Bug #25613 Replication is interrupted if one data node (R=2) was stopped on slave cluster
Submitted: 14 Jan 2007 14:35 Modified: 26 Feb 2007 17:08
Reporter: Serge Kozlov Email Updates:
Status: Not a Bug Impact on me:
None 
Category:MySQL Cluster: Replication Severity:S2 (Serious)
Version:5.1.15-bk OS:Linux (Linux FC4)
Assigned to: Serge Kozlov CPU Architecture:Any

[14 Jan 2007 14:35] Serge Kozlov
Description:
Slave cluster has two data nodes and two replicas (one node = one replica). One data node was stopped before starting of replication, but cluster can work properly (because of it has two replicas). Then replication started on slave and external script create a few ndb_dd tables and insert millions of rows.

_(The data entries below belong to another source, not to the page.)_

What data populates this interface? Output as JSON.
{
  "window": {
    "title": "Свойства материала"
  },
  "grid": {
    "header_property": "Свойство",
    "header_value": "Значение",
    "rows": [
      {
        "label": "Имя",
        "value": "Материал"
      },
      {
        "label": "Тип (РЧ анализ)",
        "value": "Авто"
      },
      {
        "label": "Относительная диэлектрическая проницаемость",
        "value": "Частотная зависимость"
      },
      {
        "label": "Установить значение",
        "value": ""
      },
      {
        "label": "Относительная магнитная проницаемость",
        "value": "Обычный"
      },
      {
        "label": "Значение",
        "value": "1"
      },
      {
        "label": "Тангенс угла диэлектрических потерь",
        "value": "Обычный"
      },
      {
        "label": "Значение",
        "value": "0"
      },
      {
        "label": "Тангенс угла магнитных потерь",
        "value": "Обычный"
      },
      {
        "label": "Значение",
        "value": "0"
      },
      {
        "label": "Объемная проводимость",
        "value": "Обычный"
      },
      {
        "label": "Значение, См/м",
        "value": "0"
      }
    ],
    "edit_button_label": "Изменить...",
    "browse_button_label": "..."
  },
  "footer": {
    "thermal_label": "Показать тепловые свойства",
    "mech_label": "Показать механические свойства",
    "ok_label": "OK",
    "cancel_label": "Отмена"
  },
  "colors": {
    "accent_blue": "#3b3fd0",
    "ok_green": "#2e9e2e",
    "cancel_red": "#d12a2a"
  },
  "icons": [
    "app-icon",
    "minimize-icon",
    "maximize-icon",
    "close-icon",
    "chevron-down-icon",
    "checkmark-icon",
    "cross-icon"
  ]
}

Sometimes during of replication the following errors appear on slave:

070114 15:03:50 [Note] Slave SQL thread initialized, starting replication in log
 'FIRST' at position 0, relay log './ndb17-relay-bin.000001' position: 4
070114 15:03:50 [Note] Slave I/O thread: connected to master 'repl@ndb16:3306',r
eplication started in log 'FIRST' at position 4
070114 15:11:05 [ERROR] Slave: Error in Write_rows event: error during transacti
on execution on table test.t2, Error_code: 410
070114 15:11:05 [ERROR] Slave: Error in Write_rows event: error during transacti
on execution on table test.t2, Error_code: 410
070114 15:11:06 [ERROR] Slave: Error in Write_rows event: error during transacti
on execution on table test.t2, Error_code: 410
070114 15:11:08 [ERROR] Slave: Error in Write_rows event: error during transacti
on execution on table test.t2, Error_code: 410
070114 15:11:11 [ERROR] Slave: Error in Write_rows event: error during transacti
on execution on table test.t2, Error_code: 410
070114 15:11:15 [ERROR] Slave: Error in Write_rows event: error during transacti
on execution on table test.t2, Error_code: 410
070114 15:11:20 [ERROR] Slave: Error in Write_rows event: error during transacti
on execution on table test.t2, Error_code: 410
070114 15:11:25 [ERROR] Slave: Error in Write_rows event: error during transacti
on execution on table test.t2, Error_code: 410
070114 15:11:30 [ERROR] Slave: Error in Write_rows event: error during transacti
on execution on table test.t2, Error_code: 410
070114 15:11:35 [ERROR] Slave: Error in Write_rows event: error during transacti
on execution on table test.t2, Error_code: 410
070114 15:11:40 [ERROR] Slave: Error in Write_rows event: error during transacti
on execution on table test.t2, Error_code: 410
070114 15:11:40 [ERROR] Slave SQL thread retried transaction 10 time(s) in vain,
 giving up. Consider raising the value of the slave_transaction_retries variable
.
070114 15:11:40 [ERROR] Slave (additional info): Unknown error Error_code: 1105
070114 15:11:40 [Warning] Slave: Got temporary error 410 'REDO log files overloa
ded, consult online manual (decrease TimeBetweenLocalCheckpoints, and|or incre'
from NDB Error_code: 1297
070114 15:11:40 [Warning] Slave: Unknown error Error_code: 1105
070114 15:11:40 [ERROR] Error running query, slave SQL thread aborted. Fix the p
roblem, and restart the slave SQL thread with "SLAVE START". We stopped at log '
mysql-bin.000001' position 44071145

How to repeat:
1. Start master cluster.
2. Start slave cluster.
3. Stop one data node on slave.
4. Start replication.
5. Run external script from attached file:
./sqe.pl -q aa.txt -p=ndb16:3306:root::test
6. Observe the error log of mysqld server on slave.